Гавриляченко счастлив в учителях, как, впрочем, многие из нас. Не каждый, к сожалению, умеет этим пользоваться. Счастье же проявлялось в значительной мере в виде того, что Сократ определил в свое время как майевтику — буквально «повивальное искусство», то есть подведение ученика к обнаружению истины, недекларативное преподавание, делающее новое знание интеллектуальной собственностью обучаемого. Так было еще в шахтинском дворце пионеров, куда Сергей пришел школьником. Руководитель Михаил Павлович Мясников не столько прививал определенные профессиональные навыки, сколько учил основательному отношению к делу, за которым каждый приходил к пониманию принципиальных задач образности.

Ночное прощание. 1995
Ночное прощание. 1995

Из тех педагогов, что преподавали в Суриковском институте в годы обучения Гавриляченко, следует выделить несколько человек, оказавших на него особое влияние. При этом важно то, что они удивительным образом дополняли друг друга. Так, руководитель мастерской монументальной живописи Клавдия Александровна Тутеволь прививала студентам установку на осмысленность творчества, на анализ поставленных задач. Принявший вслед за ней руководство мастерской Е.Н. Максимов, имея богатый и разнообразный опыт монументалиста, стремился всегда раскрыть сущность профессионализма. И.Л. Лубенников, почти ровесник Гавриляченко, еще до поступления Сергея в институт был известен ему и покорял экспрессивной лаконичностью изобразительного языка. Позднее, когда они станут коллегами, им случится не единожды вступать в дискуссию, отстаивая свои весьма несхожие позиции, но при этом всегда будет сохраняться взаимное уважение профессионалов, родственно понимающих исходные принципы художественного творчества. Впрочем, последнее следует сказать о всей блестящей плеяде живописцев, с кем довелось общаться Гавриляченко и в бытность студентом, и став преподавателем. Он не просто излагал студентам совокупность знаний, но давал культурные коды, коренящиеся в русской православной традиции и позволявшие в дальнейшем ориентироваться на путях собственной художественной практики. Третьяков организовывал встречи и беседы с литераторами, историками, богословами, тематика которых определялась возраставшим в 1970-1980-е годы интересом к отечественному прошлому, создав так называемый Куликовский цикл. А еще важнее, что этот строго-скромный, внешне не громкий человек дал блестящий пример последовательности и убежденности в своей позиции.

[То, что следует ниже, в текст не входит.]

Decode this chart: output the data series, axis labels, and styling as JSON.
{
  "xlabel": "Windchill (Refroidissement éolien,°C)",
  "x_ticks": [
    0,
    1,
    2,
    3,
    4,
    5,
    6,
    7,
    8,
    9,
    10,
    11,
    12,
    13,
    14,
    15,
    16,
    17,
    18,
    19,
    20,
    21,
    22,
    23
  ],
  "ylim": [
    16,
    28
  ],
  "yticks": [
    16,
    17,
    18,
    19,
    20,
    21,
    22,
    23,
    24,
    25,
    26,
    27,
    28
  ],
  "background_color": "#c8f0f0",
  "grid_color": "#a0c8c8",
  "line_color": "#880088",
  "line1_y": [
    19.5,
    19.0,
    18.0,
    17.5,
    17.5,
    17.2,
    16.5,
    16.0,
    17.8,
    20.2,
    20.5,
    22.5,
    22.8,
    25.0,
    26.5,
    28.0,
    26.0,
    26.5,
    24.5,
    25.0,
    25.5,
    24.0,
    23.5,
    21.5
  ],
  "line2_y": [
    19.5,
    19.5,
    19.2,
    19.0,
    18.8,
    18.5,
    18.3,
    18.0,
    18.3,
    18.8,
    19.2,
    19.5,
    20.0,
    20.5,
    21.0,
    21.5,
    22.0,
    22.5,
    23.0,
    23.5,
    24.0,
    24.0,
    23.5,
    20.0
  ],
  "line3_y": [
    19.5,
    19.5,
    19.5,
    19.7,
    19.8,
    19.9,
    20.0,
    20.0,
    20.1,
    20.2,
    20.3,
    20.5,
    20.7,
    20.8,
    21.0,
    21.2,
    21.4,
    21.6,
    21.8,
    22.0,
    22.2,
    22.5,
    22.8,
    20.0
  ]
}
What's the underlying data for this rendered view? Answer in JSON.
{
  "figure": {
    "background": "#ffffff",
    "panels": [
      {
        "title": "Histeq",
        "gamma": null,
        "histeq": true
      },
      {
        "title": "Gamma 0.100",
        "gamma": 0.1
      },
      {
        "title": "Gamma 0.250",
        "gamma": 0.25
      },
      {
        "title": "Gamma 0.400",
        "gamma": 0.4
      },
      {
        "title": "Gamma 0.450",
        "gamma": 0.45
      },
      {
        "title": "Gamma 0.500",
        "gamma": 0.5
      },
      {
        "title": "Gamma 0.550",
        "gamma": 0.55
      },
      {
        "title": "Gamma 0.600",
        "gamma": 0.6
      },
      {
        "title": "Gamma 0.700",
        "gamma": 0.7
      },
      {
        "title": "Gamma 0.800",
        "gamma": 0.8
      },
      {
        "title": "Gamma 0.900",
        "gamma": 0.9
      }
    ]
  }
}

Русская академическая школа порождает крепкого профессионала, но оставляет ему постижение тайны наполнения творчества смыслом, обретения краеугольной темы. Россия несколько столетий грезила цыганами, Кавказом, казаками. Гавриляченко душой прикипел к казачеству. Казак вблизи и восхищает, и пугает. Рядом он может оказаться страшным. По крайней мере для противника. У Николая Гумилева, служившего в Первую мировую войну вольноопределяющимся в кавалерии, во фронтовых заметках осталась характерная сцена. Австрийцы захватили в плен нескольких наших улан и конвоировали их ночью в свой штаб. Но заблудились и в страхе стали выспрашивать у русских, где стоят «кози», что позволило заманить их в расположение российских частей. Долго после этого пришлось ободрять и успокаивать австрийцев».

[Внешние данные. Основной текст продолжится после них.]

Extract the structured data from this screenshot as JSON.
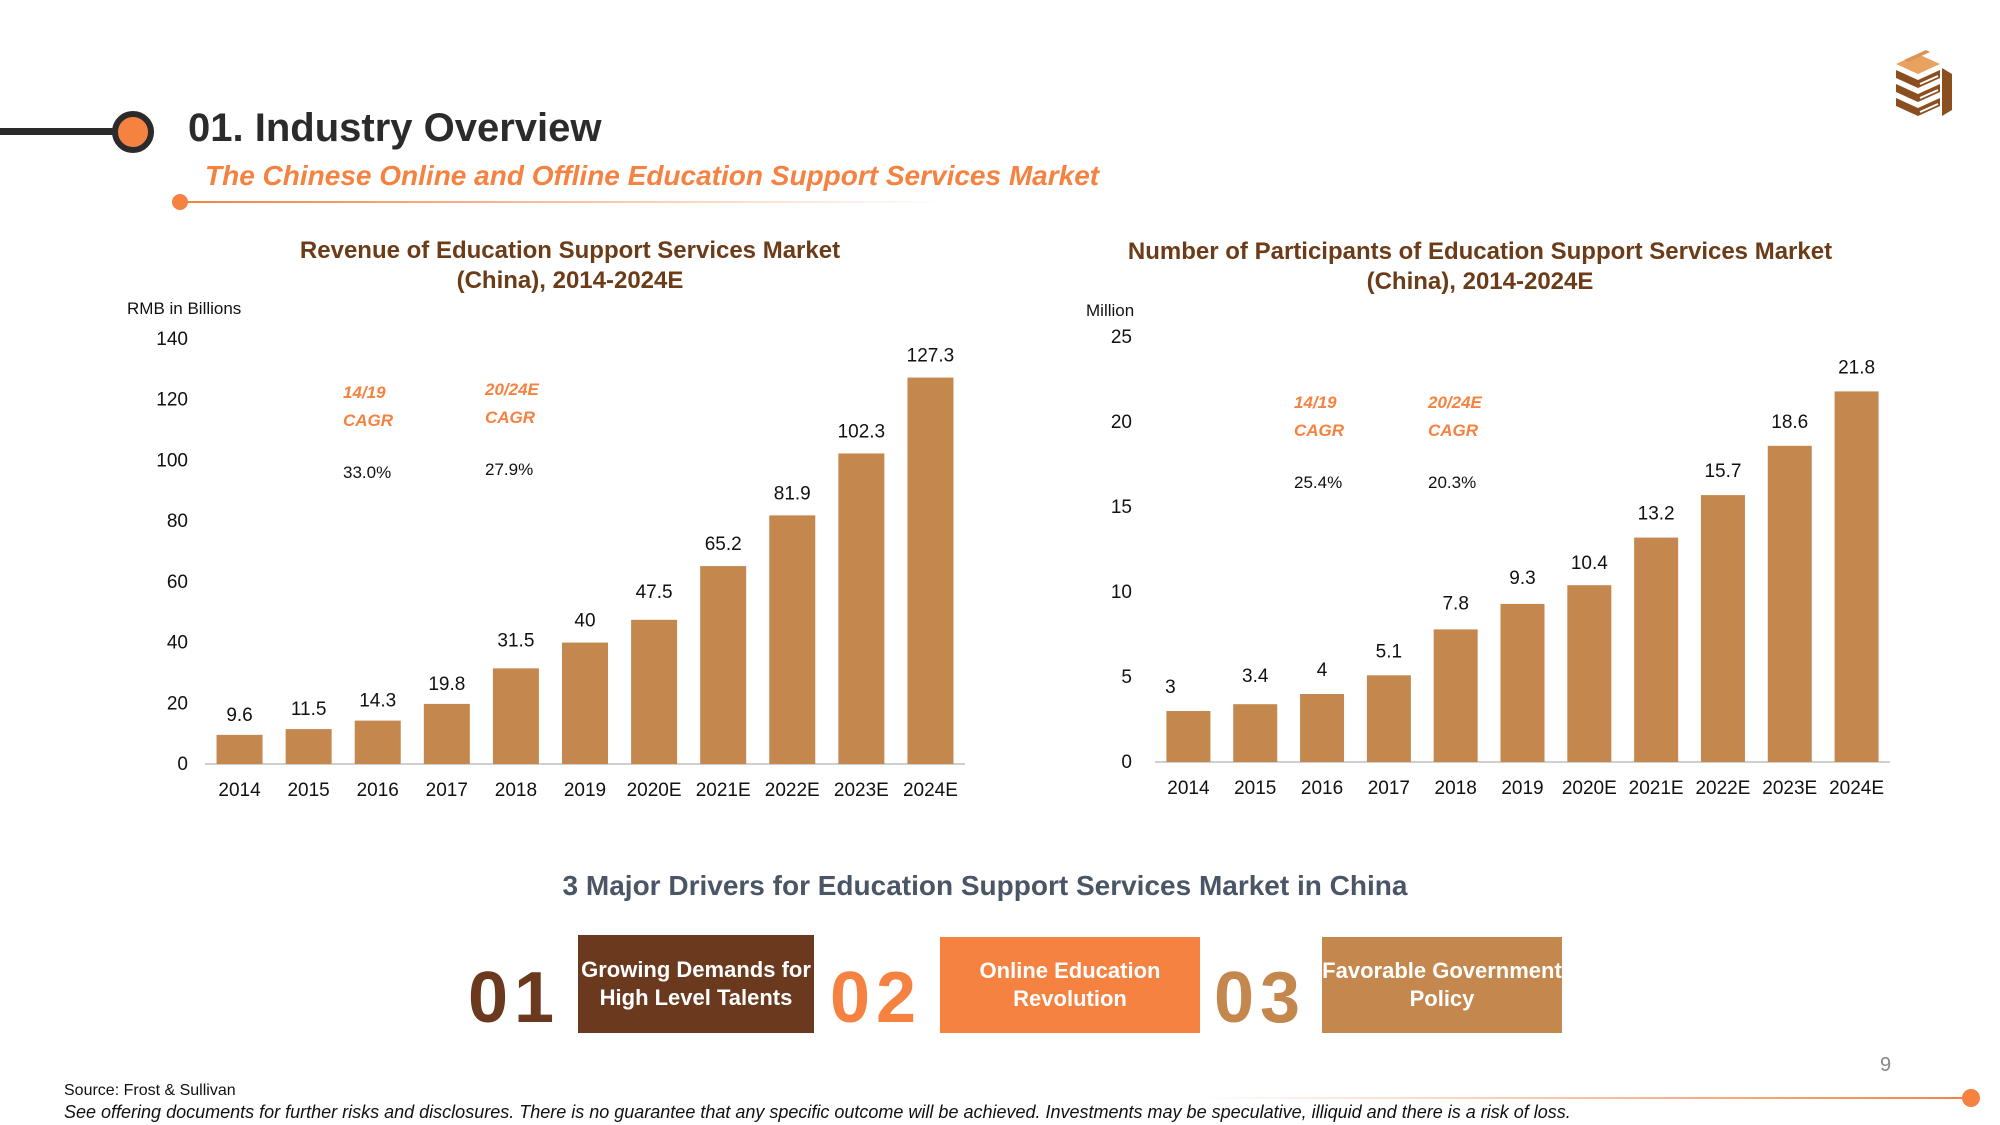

Но все же не такие колоритные особенности составляют суть явления, не они определяют то, что «русские казаками желают быть» (Л.H. Толстой). Привлекает в казачестве особой пробы мужество. Казак — это взрослый человек как таковой, способный найти решение и нести за него ответственность. Спокойно воспринимающий факт грядущий смерти. Без романтической бравады, но как однозначную данность, определяющую конечность земного бытия, дающую точку отсчета мыслям и поступкам, когда речь идет о смерти тела. А вот смерть духа, «вторая смерть», связанная с бесчестием, была наихудшим исходом.

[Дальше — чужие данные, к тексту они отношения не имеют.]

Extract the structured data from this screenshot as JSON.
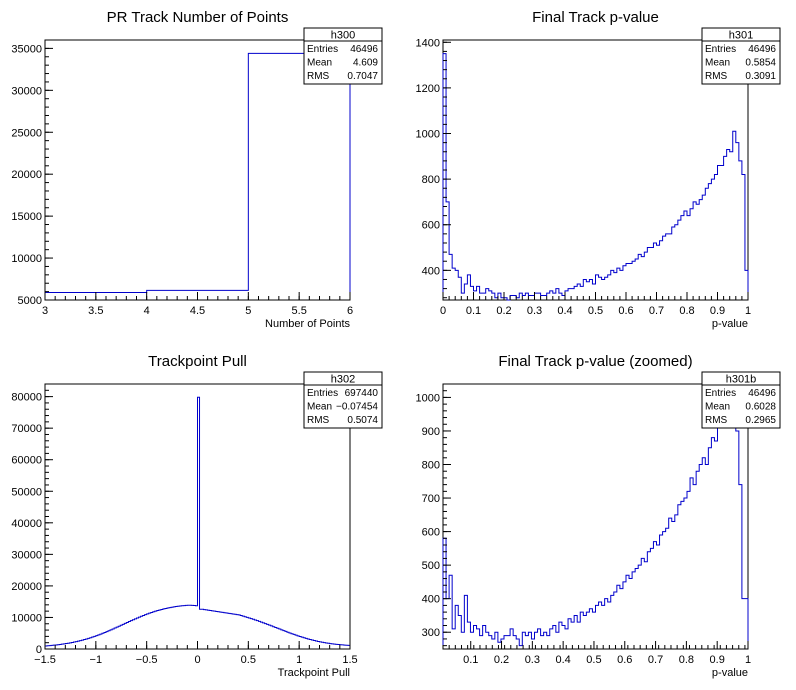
{
  "chart_data": [
    {
      "type": "histogram",
      "title": "PR Track Number of Points",
      "xlabel": "Number of Points",
      "ylabel": "",
      "xlim": [
        3,
        6
      ],
      "ylim": [
        5000,
        36000
      ],
      "xticks": [
        3,
        3.5,
        4,
        4.5,
        5,
        5.5,
        6
      ],
      "xtick_labels": [
        "3",
        "3.5",
        "4",
        "4.5",
        "5",
        "5.5",
        "6"
      ],
      "yticks": [
        5000,
        10000,
        15000,
        20000,
        25000,
        30000,
        35000
      ],
      "ytick_labels": [
        "5000",
        "10000",
        "15000",
        "20000",
        "25000",
        "30000",
        "35000"
      ],
      "bin_edges": [
        3,
        4,
        5,
        6
      ],
      "counts": [
        5900,
        6150,
        34400
      ],
      "stats": {
        "name": "h300",
        "rows": [
          [
            "Entries",
            "46496"
          ],
          [
            "Mean",
            "4.609"
          ],
          [
            "RMS",
            "0.7047"
          ]
        ]
      },
      "grid": false
    },
    {
      "type": "histogram",
      "title": "Final Track p-value",
      "xlabel": "p-value",
      "ylabel": "",
      "xlim": [
        0,
        1
      ],
      "ylim": [
        270,
        1410
      ],
      "xticks": [
        0,
        0.1,
        0.2,
        0.3,
        0.4,
        0.5,
        0.6,
        0.7,
        0.8,
        0.9,
        1
      ],
      "xtick_labels": [
        "0",
        "0.1",
        "0.2",
        "0.3",
        "0.4",
        "0.5",
        "0.6",
        "0.7",
        "0.8",
        "0.9",
        "1"
      ],
      "yticks": [
        400,
        600,
        800,
        1000,
        1200,
        1400
      ],
      "ytick_labels": [
        "400",
        "600",
        "800",
        "1000",
        "1200",
        "1400"
      ],
      "bins": 100,
      "counts": [
        1350,
        700,
        470,
        410,
        400,
        370,
        300,
        340,
        380,
        330,
        310,
        330,
        300,
        300,
        320,
        310,
        300,
        280,
        300,
        280,
        280,
        270,
        290,
        290,
        280,
        300,
        290,
        300,
        290,
        290,
        300,
        300,
        290,
        290,
        300,
        310,
        300,
        320,
        300,
        290,
        310,
        320,
        320,
        330,
        340,
        330,
        360,
        350,
        360,
        340,
        380,
        370,
        360,
        370,
        380,
        400,
        390,
        410,
        400,
        420,
        430,
        430,
        440,
        450,
        470,
        460,
        480,
        500,
        500,
        520,
        510,
        530,
        550,
        560,
        560,
        590,
        600,
        620,
        640,
        660,
        640,
        670,
        700,
        690,
        710,
        730,
        760,
        780,
        800,
        820,
        860,
        860,
        900,
        930,
        920,
        1010,
        960,
        880,
        820,
        400
      ],
      "stats": {
        "name": "h301",
        "rows": [
          [
            "Entries",
            "46496"
          ],
          [
            "Mean",
            "0.5854"
          ],
          [
            "RMS",
            "0.3091"
          ]
        ]
      },
      "grid": false
    },
    {
      "type": "histogram",
      "title": "Trackpoint Pull",
      "xlabel": "Trackpoint Pull",
      "ylabel": "",
      "xlim": [
        -1.5,
        1.5
      ],
      "ylim": [
        0,
        84000
      ],
      "xticks": [
        -1.5,
        -1,
        -0.5,
        0,
        0.5,
        1,
        1.5
      ],
      "xtick_labels": [
        "−1.5",
        "−1",
        "−0.5",
        "0",
        "0.5",
        "1",
        "1.5"
      ],
      "yticks": [
        0,
        10000,
        20000,
        30000,
        40000,
        50000,
        60000,
        70000,
        80000
      ],
      "ytick_labels": [
        "0",
        "10000",
        "20000",
        "30000",
        "40000",
        "50000",
        "60000",
        "70000",
        "80000"
      ],
      "bins": 150,
      "counts": [
        970,
        1020,
        1080,
        1140,
        1210,
        1280,
        1360,
        1440,
        1530,
        1630,
        1730,
        1840,
        1960,
        2080,
        2210,
        2350,
        2500,
        2660,
        2820,
        3000,
        3180,
        3380,
        3580,
        3790,
        4010,
        4240,
        4480,
        4730,
        4980,
        5240,
        5510,
        5780,
        6060,
        6350,
        6640,
        6930,
        7220,
        7520,
        7820,
        8120,
        8410,
        8700,
        8990,
        9280,
        9560,
        9840,
        10110,
        10370,
        10630,
        10880,
        11130,
        11360,
        11580,
        11790,
        12000,
        12190,
        12370,
        12540,
        12700,
        12850,
        13000,
        13130,
        13250,
        13360,
        13460,
        13550,
        13630,
        13700,
        13760,
        13810,
        13850,
        13850,
        13820,
        13770,
        13700,
        79800,
        12600,
        12600,
        12500,
        12400,
        12300,
        12200,
        12100,
        12000,
        11900,
        11800,
        11700,
        11600,
        11500,
        11400,
        11300,
        11200,
        11100,
        11000,
        10900,
        10800,
        10620,
        10430,
        10240,
        10040,
        9840,
        9630,
        9420,
        9200,
        8980,
        8750,
        8520,
        8290,
        8050,
        7810,
        7570,
        7320,
        7070,
        6820,
        6570,
        6320,
        6070,
        5820,
        5570,
        5330,
        5090,
        4850,
        4620,
        4390,
        4170,
        3960,
        3750,
        3550,
        3360,
        3180,
        3000,
        2840,
        2680,
        2530,
        2390,
        2260,
        2140,
        2020,
        1910,
        1810,
        1720,
        1630,
        1550,
        1480,
        1410,
        1350,
        1290,
        1240,
        1190,
        1150
      ],
      "stats": {
        "name": "h302",
        "rows": [
          [
            "Entries",
            "697440"
          ],
          [
            "Mean",
            "−0.07454"
          ],
          [
            "RMS",
            "0.5074"
          ]
        ]
      },
      "grid": false
    },
    {
      "type": "histogram",
      "title": "Final Track p-value (zoomed)",
      "xlabel": "p-value",
      "ylabel": "",
      "xlim": [
        0.01,
        1
      ],
      "ylim": [
        250,
        1040
      ],
      "xticks": [
        0.1,
        0.2,
        0.3,
        0.4,
        0.5,
        0.6,
        0.7,
        0.8,
        0.9,
        1
      ],
      "xtick_labels": [
        "0.1",
        "0.2",
        "0.3",
        "0.4",
        "0.5",
        "0.6",
        "0.7",
        "0.8",
        "0.9",
        "1"
      ],
      "yticks": [
        300,
        400,
        500,
        600,
        700,
        800,
        900,
        1000
      ],
      "ytick_labels": [
        "300",
        "400",
        "500",
        "600",
        "700",
        "800",
        "900",
        "1000"
      ],
      "bins": 100,
      "counts": [
        580,
        400,
        470,
        310,
        380,
        350,
        300,
        410,
        330,
        300,
        320,
        310,
        290,
        320,
        300,
        290,
        280,
        300,
        270,
        280,
        290,
        290,
        310,
        290,
        280,
        260,
        300,
        290,
        300,
        280,
        300,
        310,
        290,
        300,
        290,
        310,
        320,
        300,
        330,
        320,
        310,
        340,
        330,
        350,
        330,
        360,
        350,
        360,
        370,
        360,
        380,
        390,
        380,
        400,
        390,
        410,
        420,
        440,
        430,
        450,
        470,
        460,
        480,
        490,
        500,
        520,
        510,
        540,
        550,
        570,
        560,
        590,
        600,
        610,
        640,
        630,
        650,
        680,
        690,
        700,
        720,
        760,
        740,
        780,
        800,
        820,
        800,
        850,
        880,
        870,
        920,
        910,
        940,
        950,
        980,
        930,
        900,
        740,
        400,
        400
      ],
      "stats": {
        "name": "h301b",
        "rows": [
          [
            "Entries",
            "46496"
          ],
          [
            "Mean",
            "0.6028"
          ],
          [
            "RMS",
            "0.2965"
          ]
        ]
      },
      "grid": false
    }
  ]
}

Античность продолжала жить в казачестве и через сохранение принципа «со щитом, иль на щите». Созидательное творящее начало ассоциируется с образом вольного воинства, раздвигавшего границы государства. Не случайно сугубо культурное понятие «автор» происходит от латинского auctor, то есть расширяющий границы. Так в Древнем Риме именовали удачливых полководцев, приращивавших новые земли к территории империи. Служение для казака — естественное состояние «лучшего», призванного опекать, оберегать «прочих». Своеобразный аристократизм, основанный на взаимном уважении, отличал его отношения с властью, так непохожие на суетливые метания в диапазоне «любовь-ненависть», характерные для романа государства и интеллигенции. Очевидно, что основа такого отношения с миром, людьми и обществом лежала в христианстве. Прежде всего, очарование здоровой и полноценной силой обеспечивает привлекательность для современного человека явления казачества.
Пространить СВОЮ охранительность на все общество, невозможно пережить периоды глобальных исторических кризисов.
Но важна и геополитическая составляющая. Гавриляченко проявил дар предвидения, обратившись к этой теме, когда более значимыми представлялись иные. Потребовались годы кровавого месива по периметру России, чтобы понять актуальность такой, пользуясь современным языком, самовоспроиводящейся и самонастраивающейся системы.

Постриги. 2000
Постриги. 2000

Смута
В творчестве Гавриляченко есть большой раздел, содержание которого в наибольшей степени воплощает трагичность властвующей над народом и человеком судьбы. Это воплощенные на холсте образы братоубийственной Гражданской войны. Столкнулись несколько правд, чьи носители позабыли в своих распрях о единой и единственной истине. По точному определению М.М. Пришвина, за правду идут на костер, а к истине движутся всю жизнь. Очевидно, Россия еще молода, еще в начале исторического пути, коль скоро цель этого пути оказалась закрытой ближними, так требовавшими срочного решения задачами, желанием утвердить свою идею здесь и сейчас. Во всяком случае, столкновение убеждений выбило искры, в сполохах которых, пусть не всеми замеченные за кровью и грязью, сверкнули грани национального характера и обозначились контуры национальной истории. Попытаться закрепить подобные ускользающие, закрываемые дымкой времени приметы — задача исторической живописи.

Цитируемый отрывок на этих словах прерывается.